Threading generally occurs by time-division multiplexing. It is generally in-efficient for the processor to switch evenly between two threads, as this requires more effort and higher context switching. Typically what you'll find is a thread will execute several times before switching (as is the case with examples 3 and 4. The child thread executes more than once before it is finally terminated (because the main thread exited).
Example 2: I don't know why x is increased by the child thread while there is no output.
Consider this. Main thread executes. it calls the pthread and a new thread is created.The new child thread increments x. Before the child thread is able to complete the printf statement the main thread kicks in. All of a sudden it also increments x. The main thread is however also able to run the printf statement. Suddenly x is now equal to 3.
The main thread now terminates (also causing the child 3 to exit).
This is likely what happened in your case for example 2.
Examples 3 clearly shows that the variable x has been corrupted due to inefficient locking and stack data corruption!!
For more info on what a thread is.
Link 1 - Additional info about threading
Link 2 - Additional info about threading
Also what you'll find is that because you are using the global variable of x, access to this variable is shared amongst the threads.
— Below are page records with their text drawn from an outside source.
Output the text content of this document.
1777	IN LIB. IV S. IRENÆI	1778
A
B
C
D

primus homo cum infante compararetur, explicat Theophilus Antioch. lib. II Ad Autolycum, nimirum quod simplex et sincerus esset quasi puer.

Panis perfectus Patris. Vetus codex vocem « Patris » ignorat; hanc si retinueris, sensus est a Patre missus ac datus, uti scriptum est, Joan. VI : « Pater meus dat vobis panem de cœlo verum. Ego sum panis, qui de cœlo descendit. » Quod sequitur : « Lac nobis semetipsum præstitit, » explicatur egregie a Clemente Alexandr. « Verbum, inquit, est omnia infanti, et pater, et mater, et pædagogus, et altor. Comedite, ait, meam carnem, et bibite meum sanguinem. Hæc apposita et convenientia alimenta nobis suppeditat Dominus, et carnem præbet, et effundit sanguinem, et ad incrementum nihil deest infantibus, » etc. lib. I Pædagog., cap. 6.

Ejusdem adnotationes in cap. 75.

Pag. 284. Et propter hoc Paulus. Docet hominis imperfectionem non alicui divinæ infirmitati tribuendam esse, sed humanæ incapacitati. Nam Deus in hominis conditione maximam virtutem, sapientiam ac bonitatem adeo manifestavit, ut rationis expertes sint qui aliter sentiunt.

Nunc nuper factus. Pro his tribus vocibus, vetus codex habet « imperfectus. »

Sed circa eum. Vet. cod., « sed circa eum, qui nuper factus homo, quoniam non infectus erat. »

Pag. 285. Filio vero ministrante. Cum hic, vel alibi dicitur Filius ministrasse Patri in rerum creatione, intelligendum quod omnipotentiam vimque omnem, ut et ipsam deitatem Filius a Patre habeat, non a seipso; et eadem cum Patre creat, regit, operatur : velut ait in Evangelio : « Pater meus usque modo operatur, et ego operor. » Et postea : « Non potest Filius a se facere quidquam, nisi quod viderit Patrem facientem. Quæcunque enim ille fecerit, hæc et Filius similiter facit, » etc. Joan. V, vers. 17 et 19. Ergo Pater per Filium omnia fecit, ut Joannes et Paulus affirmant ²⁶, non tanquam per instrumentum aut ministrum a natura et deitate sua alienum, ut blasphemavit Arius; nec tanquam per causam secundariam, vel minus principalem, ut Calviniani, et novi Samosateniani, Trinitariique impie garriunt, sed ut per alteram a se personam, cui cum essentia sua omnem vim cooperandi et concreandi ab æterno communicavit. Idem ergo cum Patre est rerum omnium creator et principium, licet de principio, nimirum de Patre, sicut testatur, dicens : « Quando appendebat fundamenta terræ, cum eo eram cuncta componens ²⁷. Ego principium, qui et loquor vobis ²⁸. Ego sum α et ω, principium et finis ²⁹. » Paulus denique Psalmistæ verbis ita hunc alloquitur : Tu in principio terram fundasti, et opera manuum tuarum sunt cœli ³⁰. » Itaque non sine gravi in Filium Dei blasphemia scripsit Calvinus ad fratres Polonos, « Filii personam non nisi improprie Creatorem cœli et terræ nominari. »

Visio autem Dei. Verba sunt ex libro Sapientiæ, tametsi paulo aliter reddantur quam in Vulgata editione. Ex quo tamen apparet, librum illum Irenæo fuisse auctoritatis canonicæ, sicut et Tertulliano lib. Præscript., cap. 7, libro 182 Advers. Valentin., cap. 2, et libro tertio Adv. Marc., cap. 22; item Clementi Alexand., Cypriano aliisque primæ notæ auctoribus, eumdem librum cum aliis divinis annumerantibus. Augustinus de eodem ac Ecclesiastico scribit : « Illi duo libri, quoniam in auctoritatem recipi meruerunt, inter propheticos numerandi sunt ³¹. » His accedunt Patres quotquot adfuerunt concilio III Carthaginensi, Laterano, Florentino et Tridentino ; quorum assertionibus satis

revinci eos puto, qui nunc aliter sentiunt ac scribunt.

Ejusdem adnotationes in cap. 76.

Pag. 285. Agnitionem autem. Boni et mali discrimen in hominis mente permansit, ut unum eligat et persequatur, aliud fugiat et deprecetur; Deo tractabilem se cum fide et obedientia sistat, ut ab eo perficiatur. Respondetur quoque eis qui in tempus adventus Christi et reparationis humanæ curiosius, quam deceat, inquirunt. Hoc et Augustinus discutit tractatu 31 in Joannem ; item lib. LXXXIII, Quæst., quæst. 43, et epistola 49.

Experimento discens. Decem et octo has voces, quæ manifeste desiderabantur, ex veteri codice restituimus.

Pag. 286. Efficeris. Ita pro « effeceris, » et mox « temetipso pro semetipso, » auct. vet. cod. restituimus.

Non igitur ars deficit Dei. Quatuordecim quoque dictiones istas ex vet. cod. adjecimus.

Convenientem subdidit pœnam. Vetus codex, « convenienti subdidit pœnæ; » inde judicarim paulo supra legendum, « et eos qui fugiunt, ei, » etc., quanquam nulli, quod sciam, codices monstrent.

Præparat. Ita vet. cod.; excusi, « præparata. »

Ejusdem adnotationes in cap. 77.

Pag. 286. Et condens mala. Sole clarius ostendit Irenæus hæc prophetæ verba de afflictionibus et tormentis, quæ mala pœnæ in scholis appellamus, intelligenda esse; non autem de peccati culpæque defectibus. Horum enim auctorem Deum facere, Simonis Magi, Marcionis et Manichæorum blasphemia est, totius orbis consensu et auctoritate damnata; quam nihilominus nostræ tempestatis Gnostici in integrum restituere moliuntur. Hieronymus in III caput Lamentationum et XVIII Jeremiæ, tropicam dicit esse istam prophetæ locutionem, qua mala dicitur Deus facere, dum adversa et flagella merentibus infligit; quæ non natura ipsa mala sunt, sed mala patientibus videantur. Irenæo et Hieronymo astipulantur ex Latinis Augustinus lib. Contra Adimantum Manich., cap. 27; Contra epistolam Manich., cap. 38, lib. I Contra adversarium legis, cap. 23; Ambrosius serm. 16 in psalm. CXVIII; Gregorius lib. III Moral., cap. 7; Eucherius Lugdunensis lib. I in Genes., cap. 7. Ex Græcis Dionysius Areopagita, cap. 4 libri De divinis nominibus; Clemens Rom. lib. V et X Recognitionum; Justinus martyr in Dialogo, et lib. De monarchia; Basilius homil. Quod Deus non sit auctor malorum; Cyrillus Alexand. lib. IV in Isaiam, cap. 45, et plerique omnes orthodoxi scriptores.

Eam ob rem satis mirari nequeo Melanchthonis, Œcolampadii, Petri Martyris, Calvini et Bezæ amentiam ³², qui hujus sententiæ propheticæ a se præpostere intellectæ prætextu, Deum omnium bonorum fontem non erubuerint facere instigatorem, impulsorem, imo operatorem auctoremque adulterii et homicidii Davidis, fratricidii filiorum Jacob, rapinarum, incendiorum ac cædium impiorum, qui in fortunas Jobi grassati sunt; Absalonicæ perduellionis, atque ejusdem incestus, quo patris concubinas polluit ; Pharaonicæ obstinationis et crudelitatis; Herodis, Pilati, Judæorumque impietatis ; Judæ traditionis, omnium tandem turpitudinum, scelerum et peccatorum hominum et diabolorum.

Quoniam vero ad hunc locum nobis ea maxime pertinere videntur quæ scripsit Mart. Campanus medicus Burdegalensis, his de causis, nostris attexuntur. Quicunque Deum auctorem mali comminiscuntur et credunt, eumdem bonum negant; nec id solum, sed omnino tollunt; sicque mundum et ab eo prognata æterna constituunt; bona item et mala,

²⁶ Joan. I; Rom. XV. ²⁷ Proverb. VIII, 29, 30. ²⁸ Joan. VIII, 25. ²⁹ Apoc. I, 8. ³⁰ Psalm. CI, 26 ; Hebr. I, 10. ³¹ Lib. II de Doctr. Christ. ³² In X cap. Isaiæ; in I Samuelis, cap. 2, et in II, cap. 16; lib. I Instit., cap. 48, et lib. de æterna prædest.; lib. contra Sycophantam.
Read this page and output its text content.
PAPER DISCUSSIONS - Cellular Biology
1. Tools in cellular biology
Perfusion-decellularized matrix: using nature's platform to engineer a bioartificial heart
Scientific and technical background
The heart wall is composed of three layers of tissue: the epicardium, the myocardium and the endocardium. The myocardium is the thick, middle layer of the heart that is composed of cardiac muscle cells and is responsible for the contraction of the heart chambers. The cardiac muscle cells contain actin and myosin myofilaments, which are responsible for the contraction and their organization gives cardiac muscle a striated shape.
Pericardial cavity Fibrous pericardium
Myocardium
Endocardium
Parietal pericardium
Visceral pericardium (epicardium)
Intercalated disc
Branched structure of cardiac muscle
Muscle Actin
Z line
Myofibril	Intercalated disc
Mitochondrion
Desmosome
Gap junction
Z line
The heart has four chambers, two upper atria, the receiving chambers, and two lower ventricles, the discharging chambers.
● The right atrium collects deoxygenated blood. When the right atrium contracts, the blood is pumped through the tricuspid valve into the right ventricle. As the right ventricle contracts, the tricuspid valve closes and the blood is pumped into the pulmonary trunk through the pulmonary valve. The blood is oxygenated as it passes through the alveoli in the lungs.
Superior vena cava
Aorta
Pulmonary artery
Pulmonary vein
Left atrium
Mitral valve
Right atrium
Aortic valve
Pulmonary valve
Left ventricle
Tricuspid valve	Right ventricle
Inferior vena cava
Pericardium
This is bad.. VERY VERY bad as threads accessing the same variable create race conditions and data corruption due to multiple read writes occurring on the same register for the variable x.
It is for this reason that mutexes are used which essentially create a lock whilst variables are being updated to prevent multiple threads attempting to modify the same variable at the same time.
Mutex locks will ensure that x is updated sequentially and not sporadically as in your case.
See this link for more about Pthreads in General and Mutex locking examples.
Pthreads and Mutex variables
Cheers,
Peter
Hmm. your example uses the same "resources" from different threads. One resource is the variable x, the other one is the stdout-file. So you should use mutexes as shown down here. Also a pthread_join at the end waits for the other thread to finish its job. (Usually a good idea would also be to check the return-codes of all these pthread... calls)
#include <pthread.h>
#include <stdio.h>
int x = 1;
pthread_mutex_t mutex;
void *func(void *p)
{
pthread_mutex_lock (&mutex);
x = x + 1;
printf("tid %ld: x is %d\n", pthread_self(), x);
pthread_mutex_unlock (&mutex);
return NULL;
}
int main(void)
{
pthread_mutex_init(&mutex, 0);
pthread_t tid;
pthread_create(&tid, NULL, func, NULL);
pthread_mutex_lock (&mutex);
printf("main thread: %ld\n", pthread_self());
pthread_mutex_unlock (&mutex);
func(NULL);
pthread_join (tid, 0);
}
It looks like the real answer is Michael Burr's comment which references this glibc bug: https://sourceware.org/bugzilla/show_bug.cgi?id=14697
In summary, glibc does not handle the stdio buffers correctly during program exit.